A group of chess enthusiasts checked into a hotel and were standing in the lobby discussing their recent tournament victories. After about an hour, the manager came out of the office and asked them to disperse. "But why" they asked, as they moved off. "Because", the manager said "I can't stand chess nuts boasting in an open foyer."
A woman has twins and gives them up for adoption. One of them goes to a family in Egypt and is named "Ahmal". The other goes to a family in Spain; they name him "Juan". Years later Juan sends a picture of himself to his birth mother. Upon receiving the picture, she tells her husband that she wishes she also had a picture of Ahmal. Her husband responds "They're twins! If you've seen Juan, you've seen Ahmal."
Some friars were behind on their belfry payments, so they opened up a small florist shop to raise funds. A rival florist thought the competition was unfair and asked the good monks to close down. They didn't so the florist hired a vicious thug, Hugh McTaggart to "persuade" them to close shop. He was successful, proving the Hugh, and only Hugh, can prevent florist friars.

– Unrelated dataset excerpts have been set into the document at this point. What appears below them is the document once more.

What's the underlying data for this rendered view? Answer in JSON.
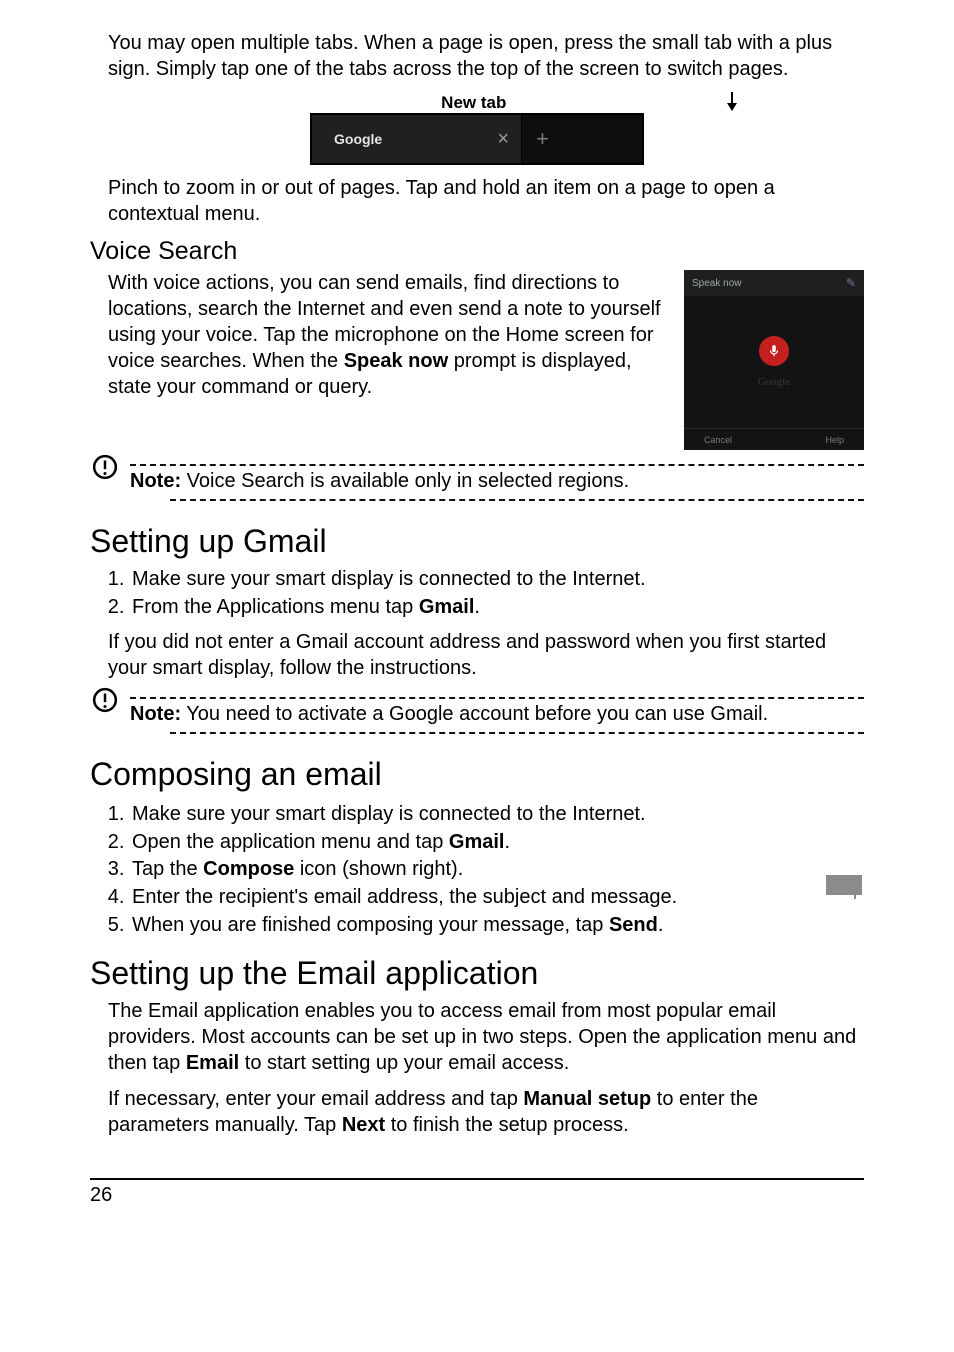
{
  "para_tabs": "You may open multiple tabs. When a page is open, press the small tab with a plus sign. Simply tap one of the tabs across the top of the screen to switch pages.",
  "fig_newtab": {
    "label": "New tab",
    "tab_title": "Google"
  },
  "para_pinch": "Pinch to zoom in or out of pages. Tap and hold an item on a page to open a contextual menu.",
  "h_voice": "Voice Search",
  "para_voice_pre": "With voice actions, you can send emails, find directions to locations, search the Internet and even send a note to yourself using your voice. Tap the microphone on the Home screen for voice searches. When the ",
  "para_voice_bold": "Speak now",
  "para_voice_post": " prompt is displayed, state your command or query.",
  "fig_voice": {
    "top": "Speak now",
    "brand": "Google",
    "cancel": "Cancel",
    "help": "Help"
  },
  "note_voice_b": "Note:",
  "note_voice_t": " Voice Search is available only in selected regions.",
  "h_gmail": "Setting up Gmail",
  "gmail_li1": "Make sure your smart display is connected to the Internet.",
  "gmail_li2_pre": "From the Applications menu tap ",
  "gmail_li2_b": "Gmail",
  "gmail_li2_post": ".",
  "para_gmail_follow": "If you did not enter a Gmail account address and password when you first started your smart display, follow the instructions.",
  "note_gmail_b": "Note:",
  "note_gmail_t": " You need to activate a Google account before you can use Gmail.",
  "h_compose": "Composing an email",
  "compose_li1": "Make sure your smart display is connected to the Internet.",
  "compose_li2_pre": "Open the application menu and tap ",
  "compose_li2_b": "Gmail",
  "compose_li2_post": ".",
  "compose_li3_pre": "Tap the ",
  "compose_li3_b": "Compose",
  "compose_li3_post": " icon (shown right).",
  "compose_li4": "Enter the recipient's email address, the subject and message.",
  "compose_li5_pre": "When you are finished composing your message, tap ",
  "compose_li5_b": "Send",
  "compose_li5_post": ".",
  "h_emailapp": "Setting up the Email application",
  "para_emailapp_pre": "The Email application enables you to access email from most popular email providers. Most accounts can be set up in two steps. Open the application menu and then tap ",
  "para_emailapp_b": "Email",
  "para_emailapp_post": " to start setting up your email access.",
  "para_manual_1": "If necessary, enter your email address and tap ",
  "para_manual_b1": "Manual setup",
  "para_manual_2": " to enter the parameters manually. Tap ",
  "para_manual_b2": "Next",
  "para_manual_3": " to finish the setup process.",
  "page_number": "26"
}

Mahtma Gandhi walked barefoot and had tremendous callouses on his feet. He also ate very little, which made him frail, and gave him bad breath. You might say he was a super calloused fragile mystic hexed by hallitosis. That's where Mary Poppins got the idea for her song.
Finally, there was the man who sent ten different puns to his family, hoping they would make them laugh. Unfortunately no pun in tend did.
How excited am I to have everyone together in five days? Excited enough to start reciting puns again!
Funk Soul Poppa
2 comments:
You little silly! Did you write these yourself? I love that you are contributing Daddio.Love you.
Nel,I know some other great sites where you can get 100's more puns just like the ones you posted. Talk to me.We can never have enough of them.